Le principe de la dilution utilise la gravité pour séparer les mélanges, ce qui n'est pas possible dans un satellite! Un nouveau type de réfrigérateur à dilution pouvant fonctionner dans l'espace a donc été développé à Grenoble, le pôle de la cryogénie française. Le démonstrateur de la dilution a été construit à l'institut Néel (CNRS) à Grenoble par Alain Benoît, son équipe et les services techniques de son laboratoire. J'ai d'ailleurs eu la chance de voir un prototype de ce réfrigérateur à Grenoble il y a environ 2 ans alors que j'assistais à des cours de cryogénie. Le mélange 3He/4He circule dans des tubes de très petites dimensions qui rendent le système insensible à la gravité.

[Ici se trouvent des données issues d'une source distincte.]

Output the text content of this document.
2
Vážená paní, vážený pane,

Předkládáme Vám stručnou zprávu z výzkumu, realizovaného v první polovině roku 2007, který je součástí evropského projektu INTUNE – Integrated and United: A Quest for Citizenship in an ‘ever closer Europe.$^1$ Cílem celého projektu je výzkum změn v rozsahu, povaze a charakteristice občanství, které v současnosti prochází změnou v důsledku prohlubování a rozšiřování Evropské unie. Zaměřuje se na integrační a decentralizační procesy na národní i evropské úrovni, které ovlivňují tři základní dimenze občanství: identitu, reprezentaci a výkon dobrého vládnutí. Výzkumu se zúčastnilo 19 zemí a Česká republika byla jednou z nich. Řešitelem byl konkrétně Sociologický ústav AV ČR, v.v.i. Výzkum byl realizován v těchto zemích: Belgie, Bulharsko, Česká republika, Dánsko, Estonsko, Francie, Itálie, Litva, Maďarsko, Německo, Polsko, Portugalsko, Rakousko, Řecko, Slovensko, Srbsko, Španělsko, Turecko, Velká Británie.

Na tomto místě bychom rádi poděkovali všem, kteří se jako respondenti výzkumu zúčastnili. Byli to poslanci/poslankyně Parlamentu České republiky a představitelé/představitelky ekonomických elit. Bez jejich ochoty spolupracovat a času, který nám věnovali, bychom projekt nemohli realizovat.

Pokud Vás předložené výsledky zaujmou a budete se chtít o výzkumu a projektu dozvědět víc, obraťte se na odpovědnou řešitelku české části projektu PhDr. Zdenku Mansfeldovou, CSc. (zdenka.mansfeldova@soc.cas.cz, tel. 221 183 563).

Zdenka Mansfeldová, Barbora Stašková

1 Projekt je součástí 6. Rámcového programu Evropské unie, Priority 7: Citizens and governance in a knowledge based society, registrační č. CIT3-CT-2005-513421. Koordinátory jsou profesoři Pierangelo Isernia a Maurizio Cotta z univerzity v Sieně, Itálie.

Le réfrigérateur à dilution a ensuite été construit par la société française Air Liquide à Sassenage, à proximité de Grenoble. En revanche, le réfrigérateur de Planck fonctionne en boucle ouverte: le mélange est ensuite rejeté dans l'espace et la durée de vie du système dépend alors de la quantité d'hélium qui est embarquée au décollage (environ 2 ans de vie dans le cas de Planck). On souhaite une grande réeussite à cette mission européenne!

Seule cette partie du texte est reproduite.